Eyes blinking, he stared back at her with the shocked, desperate stare of a person who wanted to hear something a second, third, and fourth time.

"Papa..." She paused. Stationing her voice. Looking down at her restless phalanges. "Papa said 'Herbert' means illustrious warrior." Her words grew timider. Quieter. Ebbing away. "And Eugene―"

"And Eugene?"

She gave him a pointed look, before recovering from his brazen earnestness. "...And 'Eugene' means ...noble.'"

The tension in his forehead started to unwind. The light danced in his eyes as he looked to his fingers, playing and twiddling with the thumbs, trying to twitch out the bashfulness hitching up the corner of his mouth. As he held his tongue to his tooth, he was only capable of a contemplative, "Noble, huh...?" There was the blossoming of a sad, lopsided smile, but it was still a smile.

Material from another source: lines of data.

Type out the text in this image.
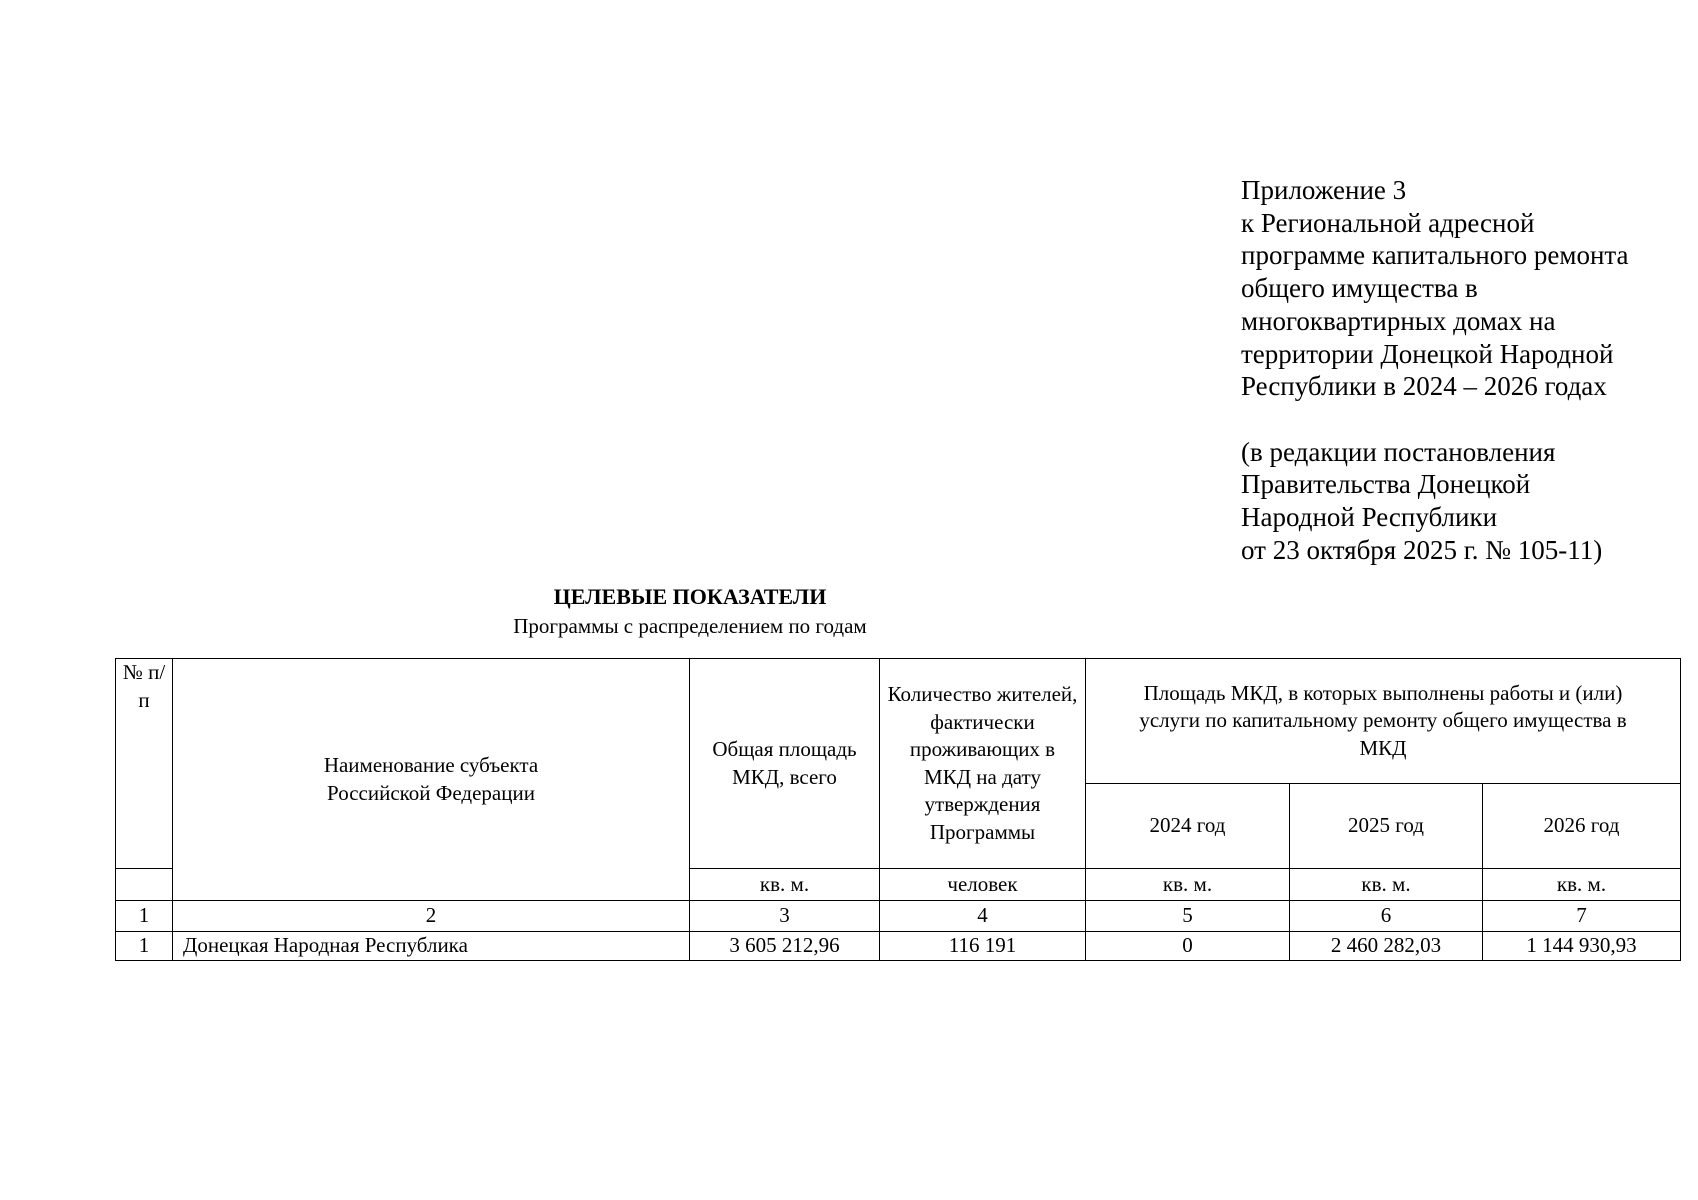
Приложение 3
к Региональной адресной
программе капитального ремонта
общего имущества в
многоквартирных домах на
территории Донецкой Народной
Республики в 2024 – 2026 годах
(в редакции постановления
Правительства Донецкой
Народной Республики
от 23 октября 2025 г. № 105-11)
ЦЕЛЕВЫЕ ПОКАЗАТЕЛИ
Программы с распределением по годам
№ п/п	Наименование субъекта Российской Федерации	Общая площадь МКД, всего	Количество жителей, фактически проживающих в МКД на дату утверждения Программы	Площадь МКД, в которых выполнены работы и (или) услуги по капитальному ремонту общего имущества в МКД		

				2024 год	2025 год	2026 год
		кв. м.	человек	кв. м.	кв. м.	кв. м.
1	2	3	4	5	6	7
1	Донецкая Народная Республика	3 605 212,96	116 191	0	2 460 282,03	1 144 930,93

She trailed her wet eyes along the floor before returning them to him.

The child lowered himself onto the grass with an exhausted little plop. A tired "Ah!" sighed out of him before he crossed his legs and dried the book cover with the end of his shirt. "Then what does 'Elsa' mean?"

Her voice was guardedly soft-spoken, but she answered with a childlike openness, "Noble."

The look on his face after she said that ignited the boyish foolishness in him.

She almost retracted the statement with a self-conscious, "Papa said," but he already began scoffing.

The boy ducked a half-sigh, half-snort behind his wrist—disguising a moment of laughter—and faced her again with laughing eyes. "If this is the foreshadowing of a comedy, then I have to give kudos to the playwright."

...She smiled, shaking her head and laughing with her shoulders instead of her mouth, before looking down at her gloves. Only smiling, as it were, at the utter ridiculousness of his smile.